The novel opens with John Clare, the peasant poet, as a village boy exploring the world and finding his way home to his loving mother. It ends with his long walk home to Northampton from Essex and being found by his wife Patty. John Clare has been an inmate of Mathew Allen's asylum - a man enlightened for his day but obsessed with business success and not a good businessman, as we find out in one of the narrative strands of this novel.

Foulds is a poet and imagines himself into John Clare's world very well - his day out from the asylum in the wood, and at one with nature and with the gypsies, is beautifully written and lingers in the mind. It is in sharp contrast to the confusion in the asylum itself.
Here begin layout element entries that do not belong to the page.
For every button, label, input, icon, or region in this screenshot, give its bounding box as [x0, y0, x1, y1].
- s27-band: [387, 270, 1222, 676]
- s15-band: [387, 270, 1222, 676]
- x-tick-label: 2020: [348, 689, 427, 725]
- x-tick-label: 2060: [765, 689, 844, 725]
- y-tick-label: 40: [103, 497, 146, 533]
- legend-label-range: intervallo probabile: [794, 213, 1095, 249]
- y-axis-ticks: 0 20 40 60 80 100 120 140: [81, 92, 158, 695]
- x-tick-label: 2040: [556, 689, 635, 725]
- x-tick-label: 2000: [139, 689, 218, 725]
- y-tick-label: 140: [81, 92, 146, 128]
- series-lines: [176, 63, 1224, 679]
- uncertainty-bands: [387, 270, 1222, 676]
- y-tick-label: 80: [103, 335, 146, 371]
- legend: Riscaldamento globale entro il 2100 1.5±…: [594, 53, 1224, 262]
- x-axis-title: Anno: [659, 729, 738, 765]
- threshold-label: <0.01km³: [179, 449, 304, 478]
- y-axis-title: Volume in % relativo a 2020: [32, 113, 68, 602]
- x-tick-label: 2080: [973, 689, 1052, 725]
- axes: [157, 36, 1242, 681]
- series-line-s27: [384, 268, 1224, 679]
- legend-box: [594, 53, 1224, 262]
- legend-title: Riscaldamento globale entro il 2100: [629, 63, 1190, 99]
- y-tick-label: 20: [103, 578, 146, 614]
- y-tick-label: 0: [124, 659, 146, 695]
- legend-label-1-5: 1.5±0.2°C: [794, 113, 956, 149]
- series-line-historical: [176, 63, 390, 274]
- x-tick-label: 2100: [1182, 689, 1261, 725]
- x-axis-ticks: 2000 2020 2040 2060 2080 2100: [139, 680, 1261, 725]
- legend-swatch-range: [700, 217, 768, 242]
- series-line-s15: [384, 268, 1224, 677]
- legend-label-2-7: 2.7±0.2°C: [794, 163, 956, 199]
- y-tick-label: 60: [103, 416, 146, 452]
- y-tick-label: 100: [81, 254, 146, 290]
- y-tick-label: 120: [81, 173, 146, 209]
Allen's daughter Hannah has her own narrative thread - finding a suitable husband - and it is gripping partly because her options are so limited. The Tennyson brothers, from a melancholy family, are staying whilst Septimus receives treatment. Alfred, later Lord Tennyson is the object of Hannah's romantic interest and she takes the initiative, visiting him:

`She thought of a question that might startle him into a renewed appreciation of her. He would know at least how advanced, how daring she was.
`May I ask you, what is your opinion of Lord Byron's poetry?'

Byron is still a daring poet for a young girl to read. She hopes to dazzle him with her intellectual and sensual abilities if not with her beauty.

Clare, in his madness, thinks that he is Byron at times, at times he thinks himself a boxer.

I am never sure about novels based on real characters and this book is certainly not fully successful from a structural perspective - insufficient narrative pull. For me, in this case Foulds' imagination wins the day; atmosphere and language triumph over the narrative issues.